The fact that it's happening globally tells me there's more behind this. As you said, only a few short years ago this would seem unthinkable, yet here we are...

[–] zeropointone@lemmy.world 6 points 2 days ago (1 children)

It's the next step towards the end of the world wide web.

[–] FenderStratocaster@lemmy.world -1 points 2 days ago (2 children)
[–] zeropointone@lemmy.world 2 points 2 days ago

Maybe deglobalization turns out to be a good thing in the end, it's hard to tell. But it's going to be rough.

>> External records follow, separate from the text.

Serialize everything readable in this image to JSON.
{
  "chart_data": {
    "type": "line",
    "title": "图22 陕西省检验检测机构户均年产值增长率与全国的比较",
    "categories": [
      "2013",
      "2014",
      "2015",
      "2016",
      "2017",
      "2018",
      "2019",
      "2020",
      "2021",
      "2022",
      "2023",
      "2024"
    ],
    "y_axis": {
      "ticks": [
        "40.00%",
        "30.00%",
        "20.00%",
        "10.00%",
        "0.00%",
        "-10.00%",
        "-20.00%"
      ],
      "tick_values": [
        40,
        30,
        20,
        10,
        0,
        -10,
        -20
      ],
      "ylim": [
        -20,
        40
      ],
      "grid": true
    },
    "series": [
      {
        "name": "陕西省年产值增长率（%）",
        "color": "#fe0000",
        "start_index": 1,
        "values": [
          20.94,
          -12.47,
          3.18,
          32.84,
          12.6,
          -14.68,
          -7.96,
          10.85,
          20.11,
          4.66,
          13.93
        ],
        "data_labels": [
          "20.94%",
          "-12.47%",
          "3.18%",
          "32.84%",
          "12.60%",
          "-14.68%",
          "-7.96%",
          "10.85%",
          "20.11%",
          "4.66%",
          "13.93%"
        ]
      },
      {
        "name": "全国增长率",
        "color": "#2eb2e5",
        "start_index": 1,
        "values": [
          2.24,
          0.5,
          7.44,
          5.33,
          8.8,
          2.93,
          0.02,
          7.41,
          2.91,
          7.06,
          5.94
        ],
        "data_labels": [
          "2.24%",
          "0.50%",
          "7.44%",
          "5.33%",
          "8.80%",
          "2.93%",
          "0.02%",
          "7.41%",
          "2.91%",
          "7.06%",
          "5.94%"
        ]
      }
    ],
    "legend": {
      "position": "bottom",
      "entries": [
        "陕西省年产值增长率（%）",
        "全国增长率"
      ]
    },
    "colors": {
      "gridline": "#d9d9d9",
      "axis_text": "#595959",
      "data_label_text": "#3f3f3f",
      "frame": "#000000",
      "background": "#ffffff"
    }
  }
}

[–] iii@mander.xyz 1 points 2 days ago (1 children)
[–] FenderStratocaster@lemmy.world 2 points 2 days ago (2 children)

It's too commercialized. It spreads misinformation, fear, and hate all to make some asshole richer. It keeps our attention at all hours. Our kids are glued to screens and more depressed and lonely than ever.

A smaller decentralized Internet would benefit people, however uncomfortable it might make them at first.

[–] marsza@lemmy.cafe 3 points 1 day ago (1 children)

There won’t be a smaller decentralized internet. The internet isn’t the problem, it’s the services people choose to use and who owns them. There is just as much misinformation on Lemmy as any other network.

Yeah, and it's shitty here too. I'm bored at work.

[–] iii@mander.xyz 2 points 2 days ago* (last edited 1 day ago)

Sadly, this legislation does exactly the opposite: it makes the barrier to entry higher. Restricted to larger groups that can bear the cost of compliance. Ending in a oligopoly, where individuals can't participate unless they use those platforms.